Reading it for the first time today, I’m amused by how much section 1.8 resembles my own Singularitarian conversion moment.
And boy, is this quote ever true of me: “I do my best thinking into a keyboard.”
It is quite funny how my story differs. See the banner on my homepage in 2005?
“Towards the Singularity and a Posthuman Future”
I was a believer. It seemed completely obvious that we’ll soon see superhuman AI. When reading ‘Permutation City’ and ‘Diaspora’ I was bothered by how there was no AI, just emulations. That didn’t seem right.
I changed my mind. I now think that a lot of what I believed to know was based on extrapolations of current trends mixed with pure speculation. Those incredible amounts of technological optimism just seem naive now. It all sounds really cool and convincing when formulated in English, but that’s not enough.
A common plot device—humans need human-like protagonists to identify with—or the story doesn’t sell.
Such scenarios then get “reified” in people’s minds, and a whole lot of nonsense results.
I only know of one cover-up operation, and that didn’t include material directly about Eliezer or the SIAI.
Hey, maybe this was the point of that exercise—a deliberately flawed cover-up, to make me underestimate how easily the SI can hide any facts they really want to keep secret!

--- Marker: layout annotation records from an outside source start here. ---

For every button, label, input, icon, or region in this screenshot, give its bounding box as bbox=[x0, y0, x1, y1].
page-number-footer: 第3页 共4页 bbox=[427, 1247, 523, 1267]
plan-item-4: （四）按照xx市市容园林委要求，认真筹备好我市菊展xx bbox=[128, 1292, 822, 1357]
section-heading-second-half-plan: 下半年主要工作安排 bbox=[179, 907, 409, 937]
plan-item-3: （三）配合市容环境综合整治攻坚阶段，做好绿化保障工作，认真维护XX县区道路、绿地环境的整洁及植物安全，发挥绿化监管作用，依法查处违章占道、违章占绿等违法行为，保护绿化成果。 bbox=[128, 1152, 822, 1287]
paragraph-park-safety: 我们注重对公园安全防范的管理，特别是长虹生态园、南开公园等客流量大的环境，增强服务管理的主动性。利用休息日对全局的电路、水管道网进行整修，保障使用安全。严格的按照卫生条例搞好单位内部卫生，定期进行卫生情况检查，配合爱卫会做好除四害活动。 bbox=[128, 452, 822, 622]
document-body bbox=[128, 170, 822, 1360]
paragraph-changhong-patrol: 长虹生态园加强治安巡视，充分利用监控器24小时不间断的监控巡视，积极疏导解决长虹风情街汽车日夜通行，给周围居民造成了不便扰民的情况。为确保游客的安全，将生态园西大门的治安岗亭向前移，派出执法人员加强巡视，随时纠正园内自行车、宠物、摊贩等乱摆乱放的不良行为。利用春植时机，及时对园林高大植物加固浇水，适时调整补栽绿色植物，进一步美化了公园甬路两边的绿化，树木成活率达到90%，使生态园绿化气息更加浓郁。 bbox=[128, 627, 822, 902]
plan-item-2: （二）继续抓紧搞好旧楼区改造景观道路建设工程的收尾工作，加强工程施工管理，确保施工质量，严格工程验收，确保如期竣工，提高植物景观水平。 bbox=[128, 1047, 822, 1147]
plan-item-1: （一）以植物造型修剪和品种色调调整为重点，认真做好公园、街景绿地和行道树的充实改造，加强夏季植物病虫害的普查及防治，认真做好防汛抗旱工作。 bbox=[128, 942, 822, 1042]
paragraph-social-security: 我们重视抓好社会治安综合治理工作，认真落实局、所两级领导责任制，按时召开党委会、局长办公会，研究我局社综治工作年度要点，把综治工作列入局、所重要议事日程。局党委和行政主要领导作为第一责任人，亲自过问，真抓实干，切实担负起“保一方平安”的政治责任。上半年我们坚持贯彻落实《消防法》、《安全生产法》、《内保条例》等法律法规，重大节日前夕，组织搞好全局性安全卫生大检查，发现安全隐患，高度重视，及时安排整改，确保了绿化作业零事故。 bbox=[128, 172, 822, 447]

I wouldn’t exactly call it a cover-up. It looks to me like the actual goal was to ensure that a particular subject wouldn’t develop further, by derailing any discussions about it into meta-discussions about censorship. Lots of noise was made, but no one ever published a sufficiently detailed description of the spell, so this did in fact succeed in averting a minor disaster.
Was this the “PUA Controversy”?
I don’t save them anywhere and I never actively searched for negative content. It was either given to me by other people or I came across it by chance. That particular link is from a comment made by David Pearce on Facebook on a link posted there to the latest interview between Eliezer Yudkowsky and John Baez.
Do you think it is a bad idea to take a closer look at what is said about and by someone who is working on fooming AI?